I never forget the real story of my grandma, Asharani Devi. She told me how she suffered political torment, it was one rainy night of August 1947 India got freedom and India divided. The great partition of Bengal uprooted her. Some days before the assassination of Mahatma Gandhi, she was cooking in the kitchen. News came. Muslim rioters attacked Bikrampur, houses and temples are set on fire, Dhaka, Noakhali and several other places were burning, rioters were killing Hindu men, and raping women on the streets. By force they were snatching money, jewelry, lands, religion even women and forced people to leave the newborn country called Pakistan.
So she fled, with her 5 children and esoteric husband. However, they did not know where to go, only they had few clues, like addresses in hand, all the jewelry, cash, money, golden mohar left behind. They thrown out destitute, refugee in own land.My father was the youngest son, and just a baby of few months. Due to malnutrition and poverty he lost his vision, one of my uncle lost right hand due to vitamin deficiency. Thank god! Elder daughter of my Grandma was already married to a Government employee in India, so she initiated to bring them to her place, and they survived.
Story of Frau Syke has no connection with my granny’s; except her story of migration. Except her story of struggle, and struggle for survival, she said, that she is a migratory bird. She likes to describe herself a bird who twittered for love and flown from England to Germany, Germany to Africa and to Japan, few years in China. Some time to try luck, to live descent enterprising life; she traveled places like Uganda, Kenya, Zimbabwe and Nigeria. Unfortunately her white British skin did not let her gel up with the natives of those countries.
Syke said that the first time when she left London it was love and war behind the story.
The day she murmured good bye to London Bridge, she was a lady of twenties. Just the news came, that her fiancé Henry was killed and buried in Berlin. Henry was killed by German intelligence agents. Utterly clueless Syke flown to Berlin, but she did not know where in Berlin, her fiancé’s grave was, somebody said that Henry’s grave is lying in Düsseldorf, or in Essen. Still she does not know where it is actually. As she does not know how and why he was killed.
When she came to Berlin, the town was rumbling, groaning with trauma and living in debris of ruins, whole city was dismantled, humiliated. She assimilated herself with Berlin. She said that she saw Hitler just once, but when, where, she can not remember. She only remembers that after seeing the man, she spitted with hatred.
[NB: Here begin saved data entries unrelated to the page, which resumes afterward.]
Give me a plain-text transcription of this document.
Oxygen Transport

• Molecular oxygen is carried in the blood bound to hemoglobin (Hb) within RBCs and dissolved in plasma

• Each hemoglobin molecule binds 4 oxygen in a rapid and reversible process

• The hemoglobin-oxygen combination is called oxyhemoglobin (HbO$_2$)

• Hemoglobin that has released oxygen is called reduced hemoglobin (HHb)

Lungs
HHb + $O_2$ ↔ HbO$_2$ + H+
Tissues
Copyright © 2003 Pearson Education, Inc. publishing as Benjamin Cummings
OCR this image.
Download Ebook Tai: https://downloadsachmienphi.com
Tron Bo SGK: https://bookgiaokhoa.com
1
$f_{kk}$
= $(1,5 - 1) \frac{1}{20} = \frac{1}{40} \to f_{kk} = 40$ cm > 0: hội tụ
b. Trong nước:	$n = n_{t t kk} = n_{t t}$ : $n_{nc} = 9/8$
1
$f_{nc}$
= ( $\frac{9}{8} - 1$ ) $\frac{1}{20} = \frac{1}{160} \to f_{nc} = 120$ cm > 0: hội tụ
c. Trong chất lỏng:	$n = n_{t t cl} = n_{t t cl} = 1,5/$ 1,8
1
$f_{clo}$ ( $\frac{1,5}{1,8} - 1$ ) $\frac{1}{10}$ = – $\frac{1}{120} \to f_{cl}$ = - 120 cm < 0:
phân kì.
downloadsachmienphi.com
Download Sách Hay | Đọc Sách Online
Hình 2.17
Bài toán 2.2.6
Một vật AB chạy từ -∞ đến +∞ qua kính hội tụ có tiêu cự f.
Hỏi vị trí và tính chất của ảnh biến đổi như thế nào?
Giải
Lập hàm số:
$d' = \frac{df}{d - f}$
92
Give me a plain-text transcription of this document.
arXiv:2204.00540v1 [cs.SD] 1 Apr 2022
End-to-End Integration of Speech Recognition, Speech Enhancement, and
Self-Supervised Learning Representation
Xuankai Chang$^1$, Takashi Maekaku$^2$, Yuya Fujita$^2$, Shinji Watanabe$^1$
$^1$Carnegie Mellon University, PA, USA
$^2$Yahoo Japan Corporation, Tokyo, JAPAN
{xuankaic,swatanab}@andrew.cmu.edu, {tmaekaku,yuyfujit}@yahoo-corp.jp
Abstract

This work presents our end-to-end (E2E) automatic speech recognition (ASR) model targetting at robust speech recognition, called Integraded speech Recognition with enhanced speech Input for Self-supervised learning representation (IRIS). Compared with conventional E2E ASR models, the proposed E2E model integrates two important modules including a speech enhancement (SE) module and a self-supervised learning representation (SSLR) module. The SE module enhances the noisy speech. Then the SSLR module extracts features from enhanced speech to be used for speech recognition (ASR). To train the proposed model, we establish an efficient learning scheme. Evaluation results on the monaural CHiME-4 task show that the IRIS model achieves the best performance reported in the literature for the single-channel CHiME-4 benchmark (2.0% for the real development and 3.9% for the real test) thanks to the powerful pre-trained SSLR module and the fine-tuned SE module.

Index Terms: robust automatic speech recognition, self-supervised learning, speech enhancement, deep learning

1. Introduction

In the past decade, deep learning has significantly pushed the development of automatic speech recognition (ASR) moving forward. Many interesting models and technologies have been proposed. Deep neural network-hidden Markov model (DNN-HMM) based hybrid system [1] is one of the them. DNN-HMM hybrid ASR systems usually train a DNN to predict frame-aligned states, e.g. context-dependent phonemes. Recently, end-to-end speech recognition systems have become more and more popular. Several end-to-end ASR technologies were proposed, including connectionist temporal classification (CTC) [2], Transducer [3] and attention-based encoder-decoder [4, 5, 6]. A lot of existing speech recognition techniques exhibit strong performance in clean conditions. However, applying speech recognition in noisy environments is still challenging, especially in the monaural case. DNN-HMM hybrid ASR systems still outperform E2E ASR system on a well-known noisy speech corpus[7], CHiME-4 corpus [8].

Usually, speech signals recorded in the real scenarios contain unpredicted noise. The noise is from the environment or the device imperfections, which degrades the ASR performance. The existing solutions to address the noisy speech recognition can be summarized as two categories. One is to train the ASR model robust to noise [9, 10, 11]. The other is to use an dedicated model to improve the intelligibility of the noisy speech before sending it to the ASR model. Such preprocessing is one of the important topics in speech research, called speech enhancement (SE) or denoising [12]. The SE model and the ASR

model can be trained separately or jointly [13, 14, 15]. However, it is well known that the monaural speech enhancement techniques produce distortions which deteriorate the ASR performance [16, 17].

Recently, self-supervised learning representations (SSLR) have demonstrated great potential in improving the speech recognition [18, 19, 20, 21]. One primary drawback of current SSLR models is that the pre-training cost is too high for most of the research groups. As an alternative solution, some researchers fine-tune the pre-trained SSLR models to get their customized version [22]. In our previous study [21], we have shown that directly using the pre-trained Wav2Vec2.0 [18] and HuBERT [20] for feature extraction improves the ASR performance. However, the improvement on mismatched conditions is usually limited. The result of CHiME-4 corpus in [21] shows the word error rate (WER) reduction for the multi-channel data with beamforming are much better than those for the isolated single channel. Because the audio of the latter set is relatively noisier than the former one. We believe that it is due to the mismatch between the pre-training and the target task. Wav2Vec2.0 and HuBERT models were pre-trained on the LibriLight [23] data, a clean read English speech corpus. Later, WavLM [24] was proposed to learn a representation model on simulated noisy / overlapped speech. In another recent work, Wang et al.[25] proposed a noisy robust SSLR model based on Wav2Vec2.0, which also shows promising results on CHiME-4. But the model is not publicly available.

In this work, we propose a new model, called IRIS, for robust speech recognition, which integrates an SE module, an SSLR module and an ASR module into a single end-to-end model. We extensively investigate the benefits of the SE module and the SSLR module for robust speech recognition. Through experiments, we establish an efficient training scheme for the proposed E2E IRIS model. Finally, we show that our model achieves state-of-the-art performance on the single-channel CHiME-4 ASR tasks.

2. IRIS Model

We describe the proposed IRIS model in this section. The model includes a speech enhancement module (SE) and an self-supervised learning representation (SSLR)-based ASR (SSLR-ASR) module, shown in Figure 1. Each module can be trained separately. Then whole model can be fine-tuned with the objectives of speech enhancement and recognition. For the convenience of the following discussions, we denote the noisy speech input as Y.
In the later half of her life she married a German guy, and divorced, however she has two children, both of them are living abroad, and for 30 years she is left lonely in a flat of Bruessler Strasse. This eye witness of Second World War and the Third Reich, believes in nonviolence, live on vegetarian diet, utterly disciplined, silent, little feeble but always happy. Because she knows mornings in her garden are charming than dark nights of despair and trauma.